戸川昌子

朝日新聞』の記事;


シャンソン歌手で作家の戸川昌子さん死去

2016年4月26日21時37分

 シャンソン歌手で作家の戸川昌子(とがわ・まさこ)さんが、26日午前5時47分、胃がんで死去した。85歳だった。

 東京都出身。商社の英文タイピストとして働くかたわら、「銀巴里(ぎんぱり)」などのシャンソン喫茶に出演。楽屋などで書いた推理小説大いなる幻影」で1962年に江戸川乱歩賞を受賞した。続く「猟人日記」は64年に直木賞の候補になり、映画化され自身も俳優として出演して話題を呼んだ。

 67年に伝説的なサロン「青い部屋」を東京都内に開店し、「銀巴里」の流れをくむシャンソンのライブを催した。川端康成三島由紀夫寺山修司筒井康隆ら文化人が多数訪れ、2010年に閉店するまでサブカルチャーの発信地として若者にも親しまれた。今年7月に54回を迎えるシャンソンの祭典「パリ祭」を石井好子らと盛り上げるなど、存在感のある歌声で日本シャンソン界の中心として活躍した。

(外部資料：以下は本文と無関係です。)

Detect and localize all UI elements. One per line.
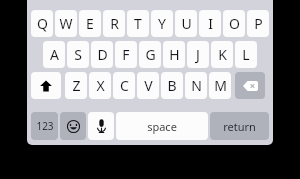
button[interactable]: C [113,72,135,99]
staticText: R [110,14,119,33]
button[interactable]: Backspace [235,72,265,99]
staticText: L [242,45,250,64]
staticText: P [254,14,263,33]
staticText: W [59,14,73,33]
button[interactable]: X [89,72,111,99]
staticText: V [144,76,153,95]
button[interactable]: A [43,41,65,68]
staticText: Y [158,14,166,33]
staticText: J [196,45,200,64]
button[interactable]: V [137,72,159,99]
staticText: Q [37,14,48,33]
staticText: G [145,45,156,64]
button[interactable]: P [247,10,269,37]
button[interactable]: L [235,41,257,68]
staticText: E [86,14,94,33]
button[interactable]: space [116,112,208,140]
button[interactable]: H [163,41,185,68]
button[interactable]: Y [151,10,173,37]
staticText: C [120,76,129,95]
staticText: T [134,14,142,33]
button[interactable]: Emoji [60,112,86,140]
button[interactable]: G [139,41,161,68]
staticText: B [167,76,177,95]
staticText: space [147,119,177,134]
button[interactable]: return [210,112,269,140]
button[interactable]: M [209,72,231,99]
staticText: H [169,45,180,64]
button[interactable]: Z [65,72,87,99]
staticText: M [214,76,227,95]
button[interactable]: W [55,10,77,37]
staticText: N [191,76,202,95]
button[interactable]: D [91,41,113,68]
button[interactable]: R [103,10,125,37]
staticText: D [97,45,108,64]
button[interactable]: 123 [31,112,58,140]
staticText: return [223,119,256,134]
button[interactable]: Dictate [88,112,114,140]
button[interactable]: F [115,41,137,68]
staticText: A [50,45,59,64]
staticText: X [96,76,105,95]
button[interactable]: K [211,41,233,68]
staticText: S [74,45,82,64]
staticText: K [218,45,227,64]
button[interactable]: U [175,10,197,37]
button[interactable]: J [187,41,209,68]
button[interactable]: Q [31,10,53,37]
staticText: U [181,14,192,33]
button[interactable]: E [79,10,101,37]
button[interactable]: T [127,10,149,37]
button[interactable]: B [161,72,183,99]
staticText: 123 [36,119,54,133]
button[interactable]: I [199,10,221,37]
button[interactable]: Shift [31,72,61,99]
button[interactable]: S [67,41,89,68]
staticText: Z [72,76,81,95]
staticText: F [122,45,130,64]
button[interactable]: O [223,10,245,37]
staticText: O [229,14,240,33]
staticText: I [208,14,213,33]
button[interactable]: N [185,72,207,99]
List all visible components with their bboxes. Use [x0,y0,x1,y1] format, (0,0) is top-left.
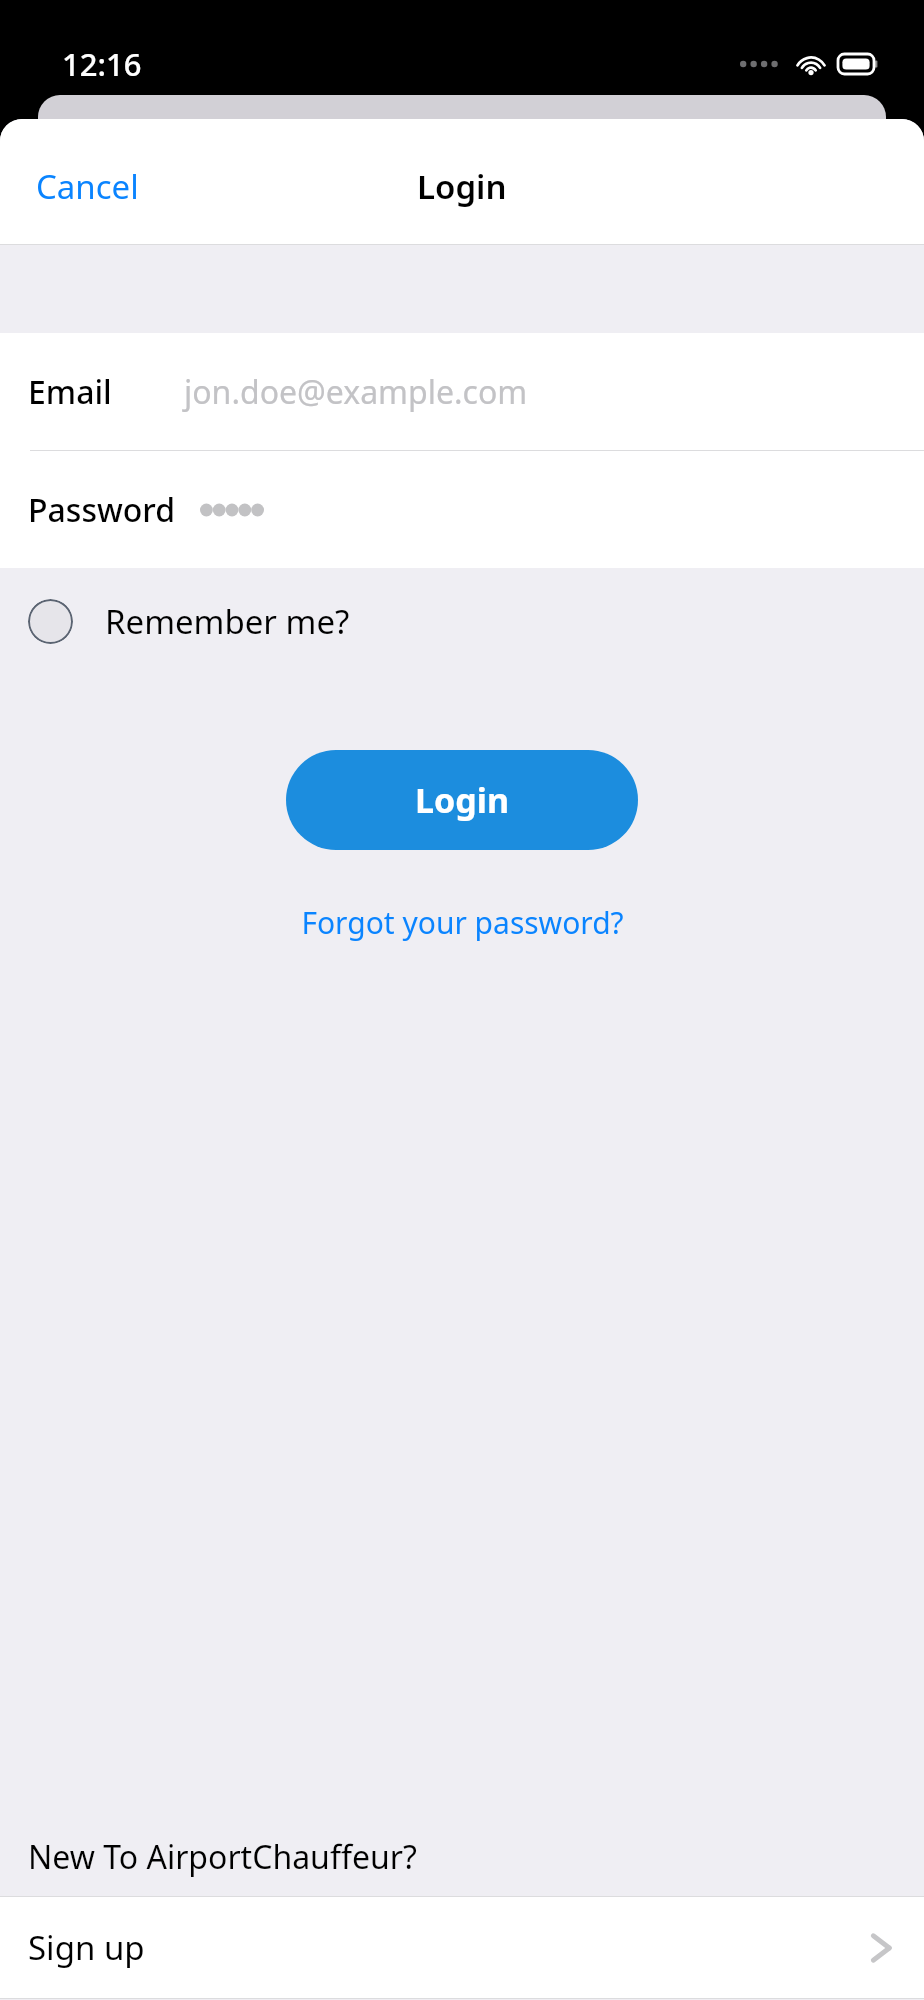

 息子の歌手NEROさんによると、5年前に末期がんの宣告を受け、闘病していた。今年3月に入院する前日まで、痛みをおして東京・渋谷のライブハウスのステージに立っていたという。
http://www.asahi.com/articles/ASJ4V5T4XJ4VUCVL01Y.html

数か月前に中村真一郎の短篇「背中」(in 『女体幻想』*1を読んでいたら、以下のようなパラグラフがあった;

その女は偶然に、当時、流行しはじめた深夜スナックで、そうした雑然とした場所には珍らしく、小粋な和服の姿を寄りそわせて停り木に席を占めたのだった。そして、自分が、当時著名だった、二代目の映画俳優の妻であると名乗り、それからいきなり、「あなたは女の喜ばせるヴェテランだと聞いたわ」と、無遠慮な言葉を、やかましい音楽と声高の会話のなかで、怒鳴り立てるように叫ぶと、視線を今、マイクに向ってシャンソンを歌っている、この店の気さくな女主人の方へ転じてみせた。この小説家としても売り出している歌手で、この店の人気者の女主人は、そうやって屡々独身者の彼に様々の型の数々の年齢の女性を、親切と好奇心から押しつけてくるのだった。そして、彼女の推薦する女性は、必ず後くされがないので、遊んでも傷つくことのないのは経験ずみだった。(p.56)
読みながら、「この小説家としても売り出している歌手」って戸川昌子のことだよねと思った。